The narrative begins outside a Seoul plastic surgery clinic where very good-looking Seh-hee (Park Ji-yun) bumps into a woman with a surgical mask on her face. A framed picture the masked woman was carrying drops to the sidewalk and breaks. Seh-hee apologizes profusely and promises to repair the picture. This is a setup scene that will be repeated ritualistically throughout the film, as will other collisions of one kind or another.
Seh-hee proceeds to a café to meet her boyfriend of two years, Ji-woo (Ha Jung-woo). We very quickly discern that their relationship is in crisis mode, due to Seh-hee’s violent jealousy verging on paranoia about her boyfriend’s seemingly increasing interest in other women. When they try to make love, Ji-woo is unable to respond until Seh-hee strangely suggests that he think of another woman whom he has recently met only casually, and bingo! he is able to perform. This convinces Seh-hee that Ji-woo is tiring of her, and drastic measures are required to restore their passion.
Actually, the film begins with gruesome, unexplained footage of plastic surgery in practice. So the idea has been well-planted for Seh-hee to visit the clinic in a desperate search for a solution to her problem. The sympathetically presented plastic surgeon (Kim Sung-min) urges Seh-hee not to rush into such a drastic procedure without taking time to think about it. Seh-hee chooses to ignore his prudent suggestion and rushes into the face change, after which she disappears from Ji-woo’s life without a trace for six months while the surgical scars heal.
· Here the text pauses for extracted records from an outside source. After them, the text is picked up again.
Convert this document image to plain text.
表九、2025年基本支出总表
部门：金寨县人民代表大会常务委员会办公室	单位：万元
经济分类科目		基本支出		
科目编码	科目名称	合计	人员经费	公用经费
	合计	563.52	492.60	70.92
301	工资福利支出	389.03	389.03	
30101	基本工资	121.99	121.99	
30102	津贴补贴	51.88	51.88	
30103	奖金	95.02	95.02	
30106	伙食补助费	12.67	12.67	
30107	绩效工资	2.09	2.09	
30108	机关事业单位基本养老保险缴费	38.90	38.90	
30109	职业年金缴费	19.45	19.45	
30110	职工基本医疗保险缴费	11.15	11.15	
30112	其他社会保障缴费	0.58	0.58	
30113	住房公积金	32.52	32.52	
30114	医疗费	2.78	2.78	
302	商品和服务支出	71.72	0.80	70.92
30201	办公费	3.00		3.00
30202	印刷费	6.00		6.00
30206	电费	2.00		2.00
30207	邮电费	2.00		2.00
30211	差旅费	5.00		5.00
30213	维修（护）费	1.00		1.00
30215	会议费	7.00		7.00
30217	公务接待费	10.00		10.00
Ji-woo is hurt and baffled by Seh-hee’s unexplained desertion. He revisits a vacation spot they once visited, and here the film focuses on a piece of seaside sculpture, the permanence of which seems to moc the transient feelings of lovers who pose for photographs in its granite folds. The sculpture survives even the changing of the tides and the passage of time.
When Seh-hee ventures to return to Ji-woo in the guise of the cocktail waitress See-hee (Seong Hyeon-ah) in the very café she frequented with Ji-woo when she was Seh-hee, she allows Ji-woo to pick her up and watches him contentedly as he agonizes over his infidelity to the long absent Seh-hee. But she gradually realizes that she is trapped in a conundrum of her own making. What will Ji-woo’s reaction be if and when she chooses to reveal her dual identity? And then what is it that she is actually feeling now that her transformation has produced new problems that she had never anticipated?
I choose at this point not to deprive my readers of the surprise, harrowing as it may be, of witnessing the disastrous consequences of Seh-hee’s deception in becoming See-hee. Time is ultimately a strange movie, at once depressing and exhilarating, as it contemplates the futility of battling the inexorable tides of human existence. Mr. Ki-duk’s greatest achievement consists of his finding a visual correlative for all the paradoxes in his narrative. That he uses two different actresses to play the same character only adds to the audacity of his conceit. Time is well worth your time as a moviegoer.